These pre-built arrays are passed into apply_spatial_kernel_migration during migration.
5.3 Migration Phase (Inside Numba prange)
for src in prange(n_demes):
kid = deme_kernel_ids[src] # table lookup
nnz_k = kernel_nnzs[kid] # number of valid neighbors for this kernel
total_k = kernel_total_sums[kid] # total weight for this kernel
# Build migration row using this kernel's offset table
_build_source_kernel_sparse_row(
...,
d_row=kernel_d_row[kid],
d_col=kernel_d_col[kid],
weights=kernel_weights[kid],
kernel_nnz=nnz_k,
kernel_total_sum=total_k,
...
)
This approach does not pre-build an O(n_demes²) dense adjacency matrix; each source deme constructs its sparse migration row on demand within prange.
6. Comparison with Adjacency Mode
| Dimension | Adjacency Mode | Kernel Mode |
|---|---|---|
| Data structure | Dense (n, n) matrix or CSR |
Compact offset table (nnz,) |
| Space complexity | O(n²) or O(nnz) | O(kernel_nnz) |
| Migration row construction | Pre-built for all | On-demand (inside prange) |
| Topology awareness | Indirectly via adjacency matrix | Directly using grid coordinates + offsets |
| Boundary handling | Pre-encoded in the matrix | Runtime decision (wrap/clip) |
| Heterogeneous kernels | Not supported (or requires pre-built n² dense matrix) | Per-kernel grouped offset tables |
For large-scale grids (e.g., 501×501 = 251001 demes), kernel mode avoids the storage and access overhead of an O(n²) adjacency matrix.
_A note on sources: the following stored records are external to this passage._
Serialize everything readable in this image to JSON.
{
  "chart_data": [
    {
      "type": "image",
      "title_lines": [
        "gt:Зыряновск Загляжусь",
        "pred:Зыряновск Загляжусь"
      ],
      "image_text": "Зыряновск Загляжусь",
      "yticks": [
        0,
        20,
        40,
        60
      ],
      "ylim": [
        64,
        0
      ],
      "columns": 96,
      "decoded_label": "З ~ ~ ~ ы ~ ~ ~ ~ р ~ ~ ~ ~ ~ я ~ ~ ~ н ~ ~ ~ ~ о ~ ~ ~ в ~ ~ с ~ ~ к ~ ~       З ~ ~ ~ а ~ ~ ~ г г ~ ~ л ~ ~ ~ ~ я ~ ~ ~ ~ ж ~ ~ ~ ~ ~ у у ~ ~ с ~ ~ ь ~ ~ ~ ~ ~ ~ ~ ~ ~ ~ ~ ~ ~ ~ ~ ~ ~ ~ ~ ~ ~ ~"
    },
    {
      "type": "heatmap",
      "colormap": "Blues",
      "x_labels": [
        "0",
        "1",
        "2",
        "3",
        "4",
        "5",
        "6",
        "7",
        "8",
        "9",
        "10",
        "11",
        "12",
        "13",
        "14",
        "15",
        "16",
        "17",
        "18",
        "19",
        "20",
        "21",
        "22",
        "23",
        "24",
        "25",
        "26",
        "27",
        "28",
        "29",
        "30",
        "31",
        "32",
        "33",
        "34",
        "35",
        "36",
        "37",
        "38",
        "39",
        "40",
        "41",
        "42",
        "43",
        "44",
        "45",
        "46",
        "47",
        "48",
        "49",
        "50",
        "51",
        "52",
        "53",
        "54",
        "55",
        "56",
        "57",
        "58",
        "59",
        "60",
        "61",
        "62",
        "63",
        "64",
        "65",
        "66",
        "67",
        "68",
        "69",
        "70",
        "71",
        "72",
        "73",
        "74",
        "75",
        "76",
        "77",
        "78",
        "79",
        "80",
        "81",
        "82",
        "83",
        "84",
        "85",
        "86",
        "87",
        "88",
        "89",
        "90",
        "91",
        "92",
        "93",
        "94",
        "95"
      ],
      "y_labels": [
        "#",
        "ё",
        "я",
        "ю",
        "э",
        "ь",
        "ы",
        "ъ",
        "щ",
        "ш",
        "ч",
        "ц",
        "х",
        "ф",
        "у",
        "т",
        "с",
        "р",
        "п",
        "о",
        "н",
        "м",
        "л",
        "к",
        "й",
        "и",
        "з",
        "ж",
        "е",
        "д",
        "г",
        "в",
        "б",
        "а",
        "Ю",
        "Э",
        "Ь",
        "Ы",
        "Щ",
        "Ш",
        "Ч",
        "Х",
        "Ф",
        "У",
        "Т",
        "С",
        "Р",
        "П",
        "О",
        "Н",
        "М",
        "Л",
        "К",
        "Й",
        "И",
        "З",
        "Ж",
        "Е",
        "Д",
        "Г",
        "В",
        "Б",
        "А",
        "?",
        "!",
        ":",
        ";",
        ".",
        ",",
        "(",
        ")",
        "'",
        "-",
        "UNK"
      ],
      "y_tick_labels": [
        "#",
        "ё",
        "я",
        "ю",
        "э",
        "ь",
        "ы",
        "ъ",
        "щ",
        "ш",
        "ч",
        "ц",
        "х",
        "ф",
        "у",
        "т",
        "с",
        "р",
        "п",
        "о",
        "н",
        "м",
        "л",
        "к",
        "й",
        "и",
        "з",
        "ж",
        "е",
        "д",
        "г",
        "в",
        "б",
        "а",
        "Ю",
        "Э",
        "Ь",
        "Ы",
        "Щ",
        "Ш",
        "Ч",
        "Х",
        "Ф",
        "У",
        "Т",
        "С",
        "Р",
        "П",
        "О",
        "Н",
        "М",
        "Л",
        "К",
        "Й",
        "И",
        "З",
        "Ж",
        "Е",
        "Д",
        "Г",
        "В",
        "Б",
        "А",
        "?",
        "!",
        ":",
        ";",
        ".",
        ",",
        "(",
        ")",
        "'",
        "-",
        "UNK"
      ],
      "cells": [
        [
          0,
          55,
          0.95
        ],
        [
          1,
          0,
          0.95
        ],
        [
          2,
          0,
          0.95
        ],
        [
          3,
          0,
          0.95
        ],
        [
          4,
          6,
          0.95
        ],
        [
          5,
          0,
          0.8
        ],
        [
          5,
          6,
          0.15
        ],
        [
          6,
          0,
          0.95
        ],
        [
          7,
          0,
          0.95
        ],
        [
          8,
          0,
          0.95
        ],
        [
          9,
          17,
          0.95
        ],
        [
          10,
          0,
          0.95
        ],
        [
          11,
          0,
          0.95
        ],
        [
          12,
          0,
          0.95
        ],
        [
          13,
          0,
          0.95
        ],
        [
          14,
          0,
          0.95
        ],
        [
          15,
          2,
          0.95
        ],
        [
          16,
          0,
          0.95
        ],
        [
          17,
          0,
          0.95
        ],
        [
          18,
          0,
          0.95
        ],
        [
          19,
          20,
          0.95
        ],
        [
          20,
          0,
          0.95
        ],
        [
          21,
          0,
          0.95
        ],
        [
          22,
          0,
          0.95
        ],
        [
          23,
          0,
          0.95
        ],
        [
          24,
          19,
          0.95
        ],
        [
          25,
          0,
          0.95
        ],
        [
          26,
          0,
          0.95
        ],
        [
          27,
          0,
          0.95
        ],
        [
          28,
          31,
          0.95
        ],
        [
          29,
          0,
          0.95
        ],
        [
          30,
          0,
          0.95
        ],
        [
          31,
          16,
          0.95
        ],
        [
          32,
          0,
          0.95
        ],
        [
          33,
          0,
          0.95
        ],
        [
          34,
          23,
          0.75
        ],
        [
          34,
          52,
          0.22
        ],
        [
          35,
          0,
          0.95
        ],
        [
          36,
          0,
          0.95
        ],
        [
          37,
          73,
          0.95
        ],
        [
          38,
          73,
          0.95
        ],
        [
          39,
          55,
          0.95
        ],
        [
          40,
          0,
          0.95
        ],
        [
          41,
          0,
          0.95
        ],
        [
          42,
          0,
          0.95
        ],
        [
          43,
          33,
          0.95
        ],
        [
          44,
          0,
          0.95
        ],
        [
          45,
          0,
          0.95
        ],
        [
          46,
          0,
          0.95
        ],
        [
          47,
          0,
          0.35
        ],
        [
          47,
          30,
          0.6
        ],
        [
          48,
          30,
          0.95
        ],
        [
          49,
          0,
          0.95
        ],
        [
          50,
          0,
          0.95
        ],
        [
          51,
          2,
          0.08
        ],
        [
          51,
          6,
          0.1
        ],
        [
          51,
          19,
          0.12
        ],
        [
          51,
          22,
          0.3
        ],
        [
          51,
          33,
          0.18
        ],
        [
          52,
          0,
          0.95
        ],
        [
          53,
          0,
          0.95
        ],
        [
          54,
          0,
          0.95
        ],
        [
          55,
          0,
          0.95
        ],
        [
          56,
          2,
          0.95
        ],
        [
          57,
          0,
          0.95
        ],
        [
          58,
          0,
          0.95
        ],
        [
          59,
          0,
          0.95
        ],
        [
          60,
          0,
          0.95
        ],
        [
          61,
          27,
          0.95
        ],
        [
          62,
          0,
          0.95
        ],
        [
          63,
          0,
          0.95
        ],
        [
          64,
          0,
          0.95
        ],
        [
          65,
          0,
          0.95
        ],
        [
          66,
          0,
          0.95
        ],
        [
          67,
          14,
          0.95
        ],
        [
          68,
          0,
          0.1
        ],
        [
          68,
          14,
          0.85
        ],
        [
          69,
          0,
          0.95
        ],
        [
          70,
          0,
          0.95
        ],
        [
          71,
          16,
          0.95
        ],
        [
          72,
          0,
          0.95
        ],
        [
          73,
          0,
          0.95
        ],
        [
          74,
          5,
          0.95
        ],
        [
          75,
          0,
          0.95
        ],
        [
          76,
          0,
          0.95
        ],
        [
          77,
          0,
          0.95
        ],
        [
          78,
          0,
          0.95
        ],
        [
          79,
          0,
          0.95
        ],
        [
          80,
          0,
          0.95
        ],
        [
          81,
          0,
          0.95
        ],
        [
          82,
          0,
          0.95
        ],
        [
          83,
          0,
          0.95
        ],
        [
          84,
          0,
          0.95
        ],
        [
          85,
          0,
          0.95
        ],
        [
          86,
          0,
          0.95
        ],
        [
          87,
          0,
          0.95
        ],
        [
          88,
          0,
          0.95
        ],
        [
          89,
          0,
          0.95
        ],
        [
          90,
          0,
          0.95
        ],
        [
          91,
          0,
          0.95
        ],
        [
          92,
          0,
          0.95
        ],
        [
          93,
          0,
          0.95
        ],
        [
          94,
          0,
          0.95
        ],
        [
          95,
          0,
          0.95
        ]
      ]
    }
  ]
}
7. Key Decisions and Edge Cases
7.1 kernel_include_center
True: the source deme itself is also a migration target (self-loop)False(default): the kernel center is excluded, migration only goes to neighbors
7.2 Zero Weight Handling
Entries in the kernel with weight <= 0 are skipped during offset table construction and do not participate in subsequent calculations.
7.3 Early Return for rate <= 0
When migration_rate <= 0, apply_spatial_kernel_migration directly returns the input state without performing any computation.
7.4 Thread Safety
All mutable intermediate results (output tensors, sparse row buffers, distribution arrays) are allocated per thread. They are merged via deterministic addition (not atomic operations), ensuring reproducibility.
7.5 Floating Point Drift Handling
Virgin female count = female_total - stored_total, both from float64 arrays; subtraction can produce very small negative values. Truncation with tolerance ensures non-negativity:
virgin_count = female_total - stored_total
if virgin_count < 0.0 and abs(virgin_count) < 1e-10:
virgin_count = 0.0
8. Related Files
| File | Content |
|---|---|
src/natal/kernels/migration/kernel.py |
_build_kernel_offset_table, _build_source_kernel_sparse_row, apply_spatial_kernel_migration |
src/natal/kernels/migration/adjacency.py |
migrate_scalar_bucket, migrate_sperm_bucket |
src/natal/kernels/spatial_migration_kernels.py |
run_spatial_migration, apply_spatial_adjacency_migration (dispatch entry points) |
src/natal/spatial_population.py |
_build_heterogeneous_kernel_arrays, runtime scheduling |
src/natal/kernels/templates/spatial_lifecycle_*.tmpl.py |
Code generation templates (calling run_spatial_migration in the njit path) |